Species of flowering plant

Boronia grimshawii is a plant in the citrus family Rutaceae and is endemic to mountain ranges in central Queensland, Australia. It is an erect shrub with many branches, simple leaves with a densely hairy, pale underside, and pink, four-petalled flowers.

==Description==
Boronia grimshawii is an erect, many-branched shrub which grows to a height of about 1.5 m with its young branches densely covered with white, star-shaped hairs. The leaves are elliptic to lance-shaped, 10-26 mm long and 4-10 mm wide with a petiole 1-2 mm long. The lower surface of the leaf is a slightly paler colour than the upper surface. Up to three pink to white flowers are arranged on a stalk 0.5-2 mm long. The four sepals are egg-shaped to triangular, densely hairy, 2-2.5 mm long and 1-2 mm wide. The four petals are 6-10 mm long, 4-6 mm wide but enlarge slightly as the fruit develops. The eight stamens alternate in length with those opposite the petals shorter than those near a sepal.

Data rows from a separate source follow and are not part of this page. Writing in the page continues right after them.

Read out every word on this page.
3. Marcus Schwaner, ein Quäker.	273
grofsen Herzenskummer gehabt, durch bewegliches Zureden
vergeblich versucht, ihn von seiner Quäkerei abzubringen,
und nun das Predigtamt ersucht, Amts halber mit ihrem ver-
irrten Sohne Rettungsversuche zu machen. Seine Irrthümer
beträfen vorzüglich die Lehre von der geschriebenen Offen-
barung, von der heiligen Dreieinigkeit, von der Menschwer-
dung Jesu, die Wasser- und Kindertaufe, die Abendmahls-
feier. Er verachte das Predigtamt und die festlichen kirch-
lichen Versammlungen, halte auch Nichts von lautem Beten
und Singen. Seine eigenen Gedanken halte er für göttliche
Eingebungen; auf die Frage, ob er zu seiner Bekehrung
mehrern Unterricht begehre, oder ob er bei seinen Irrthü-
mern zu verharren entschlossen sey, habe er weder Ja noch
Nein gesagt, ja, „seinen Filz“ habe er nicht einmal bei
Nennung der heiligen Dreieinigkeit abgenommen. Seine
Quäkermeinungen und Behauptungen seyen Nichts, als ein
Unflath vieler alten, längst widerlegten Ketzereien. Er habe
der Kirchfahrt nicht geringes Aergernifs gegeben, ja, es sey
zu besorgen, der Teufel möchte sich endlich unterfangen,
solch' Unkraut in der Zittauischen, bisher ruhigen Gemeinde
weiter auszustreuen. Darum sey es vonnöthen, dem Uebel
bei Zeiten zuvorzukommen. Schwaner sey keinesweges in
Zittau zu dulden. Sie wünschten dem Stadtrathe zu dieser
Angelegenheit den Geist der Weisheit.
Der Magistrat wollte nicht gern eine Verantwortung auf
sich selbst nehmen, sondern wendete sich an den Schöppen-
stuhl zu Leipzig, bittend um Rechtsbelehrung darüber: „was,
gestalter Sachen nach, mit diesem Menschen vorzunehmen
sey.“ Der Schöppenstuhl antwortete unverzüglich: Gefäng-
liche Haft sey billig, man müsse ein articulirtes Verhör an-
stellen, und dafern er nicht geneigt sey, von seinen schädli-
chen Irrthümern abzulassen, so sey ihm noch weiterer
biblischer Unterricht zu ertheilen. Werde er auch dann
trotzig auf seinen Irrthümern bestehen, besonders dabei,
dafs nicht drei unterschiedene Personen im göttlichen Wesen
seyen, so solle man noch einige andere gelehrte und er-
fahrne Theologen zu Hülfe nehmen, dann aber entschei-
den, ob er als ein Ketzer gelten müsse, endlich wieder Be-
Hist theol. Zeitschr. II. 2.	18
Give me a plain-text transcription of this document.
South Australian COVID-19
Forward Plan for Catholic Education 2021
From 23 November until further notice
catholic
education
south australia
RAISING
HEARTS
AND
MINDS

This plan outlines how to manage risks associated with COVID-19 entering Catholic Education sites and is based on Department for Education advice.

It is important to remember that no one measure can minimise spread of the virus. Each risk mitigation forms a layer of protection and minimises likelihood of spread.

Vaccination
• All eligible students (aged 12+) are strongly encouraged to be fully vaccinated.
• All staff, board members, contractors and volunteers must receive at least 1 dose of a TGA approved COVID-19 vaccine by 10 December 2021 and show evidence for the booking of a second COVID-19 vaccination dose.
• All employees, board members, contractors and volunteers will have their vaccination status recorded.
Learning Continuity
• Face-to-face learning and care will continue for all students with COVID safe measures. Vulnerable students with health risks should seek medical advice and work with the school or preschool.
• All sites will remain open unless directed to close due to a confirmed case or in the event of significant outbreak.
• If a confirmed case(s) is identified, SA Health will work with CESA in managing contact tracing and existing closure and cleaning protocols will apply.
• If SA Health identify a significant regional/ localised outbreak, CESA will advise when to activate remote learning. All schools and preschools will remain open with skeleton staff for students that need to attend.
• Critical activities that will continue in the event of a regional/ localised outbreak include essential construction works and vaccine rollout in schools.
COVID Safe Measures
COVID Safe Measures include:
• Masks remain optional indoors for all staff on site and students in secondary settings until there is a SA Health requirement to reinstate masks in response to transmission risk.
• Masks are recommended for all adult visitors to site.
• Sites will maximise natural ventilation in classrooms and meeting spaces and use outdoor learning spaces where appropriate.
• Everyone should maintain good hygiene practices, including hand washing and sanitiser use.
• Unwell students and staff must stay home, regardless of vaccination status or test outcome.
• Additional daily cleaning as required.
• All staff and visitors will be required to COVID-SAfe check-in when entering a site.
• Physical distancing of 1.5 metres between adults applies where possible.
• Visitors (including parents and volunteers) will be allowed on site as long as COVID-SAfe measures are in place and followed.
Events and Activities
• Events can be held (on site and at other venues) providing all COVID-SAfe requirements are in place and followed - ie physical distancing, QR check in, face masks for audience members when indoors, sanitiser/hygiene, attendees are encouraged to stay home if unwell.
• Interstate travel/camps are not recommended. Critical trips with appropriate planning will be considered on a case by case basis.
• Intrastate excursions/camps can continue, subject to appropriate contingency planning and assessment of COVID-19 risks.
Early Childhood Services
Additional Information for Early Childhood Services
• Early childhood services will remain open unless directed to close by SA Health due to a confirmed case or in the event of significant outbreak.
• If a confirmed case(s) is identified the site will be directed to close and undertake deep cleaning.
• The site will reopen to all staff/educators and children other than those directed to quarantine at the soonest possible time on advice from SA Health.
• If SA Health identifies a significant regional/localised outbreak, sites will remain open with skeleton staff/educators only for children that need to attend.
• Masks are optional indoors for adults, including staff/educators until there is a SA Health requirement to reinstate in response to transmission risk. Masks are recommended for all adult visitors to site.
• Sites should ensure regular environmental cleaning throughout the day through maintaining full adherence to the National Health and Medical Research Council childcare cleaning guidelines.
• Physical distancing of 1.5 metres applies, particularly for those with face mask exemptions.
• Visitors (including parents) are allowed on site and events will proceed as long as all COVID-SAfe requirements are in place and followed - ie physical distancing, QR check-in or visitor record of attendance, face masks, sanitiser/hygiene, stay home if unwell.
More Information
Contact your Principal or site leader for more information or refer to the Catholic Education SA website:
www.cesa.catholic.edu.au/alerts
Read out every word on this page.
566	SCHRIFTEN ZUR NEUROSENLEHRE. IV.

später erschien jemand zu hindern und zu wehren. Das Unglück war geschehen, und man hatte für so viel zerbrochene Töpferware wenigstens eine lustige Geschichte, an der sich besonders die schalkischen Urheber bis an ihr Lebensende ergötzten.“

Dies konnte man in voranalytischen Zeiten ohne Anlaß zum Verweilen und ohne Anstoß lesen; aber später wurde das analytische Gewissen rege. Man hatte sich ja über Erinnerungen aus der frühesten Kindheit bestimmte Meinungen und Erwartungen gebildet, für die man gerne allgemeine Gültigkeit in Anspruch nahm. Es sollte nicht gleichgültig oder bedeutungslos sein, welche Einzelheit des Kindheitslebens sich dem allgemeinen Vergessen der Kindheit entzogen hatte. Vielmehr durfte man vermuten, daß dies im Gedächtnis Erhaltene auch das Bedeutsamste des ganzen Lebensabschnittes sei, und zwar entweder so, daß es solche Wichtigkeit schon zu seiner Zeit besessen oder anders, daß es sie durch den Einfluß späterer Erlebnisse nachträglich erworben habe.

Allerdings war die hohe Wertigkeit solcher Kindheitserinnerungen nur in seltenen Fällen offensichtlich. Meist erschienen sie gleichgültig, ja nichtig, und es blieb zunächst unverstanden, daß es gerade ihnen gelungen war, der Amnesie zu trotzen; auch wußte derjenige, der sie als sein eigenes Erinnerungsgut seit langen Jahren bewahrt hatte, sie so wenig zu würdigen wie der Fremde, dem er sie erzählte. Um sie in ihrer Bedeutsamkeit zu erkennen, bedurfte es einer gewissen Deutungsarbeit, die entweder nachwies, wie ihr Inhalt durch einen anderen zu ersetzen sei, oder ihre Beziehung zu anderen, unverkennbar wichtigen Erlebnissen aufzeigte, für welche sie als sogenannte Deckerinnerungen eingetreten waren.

Flowering occurs from June to October and the fruit are about 5 mm long and 2.5 mm wide.

==Taxonomy and naming==
Boronia grimshawii was first formally described in 2003 by Marco F. Duretto and the description was published in the journal Muelleria from a specimen collected near the property "Bronte Station". The specific epithet (grimshawii) honours the Australian botanist Paul Grimshaw.

==Distribution and habitat==
This boronia grows in woodland but is only known from a single population on an eroded hillside on private property near Gayndah in south-east Queensland.

==Conservation==
Boronia grimshawii is classed as "vulnerable" under the Queensland Government Nature Conservation Act 1992.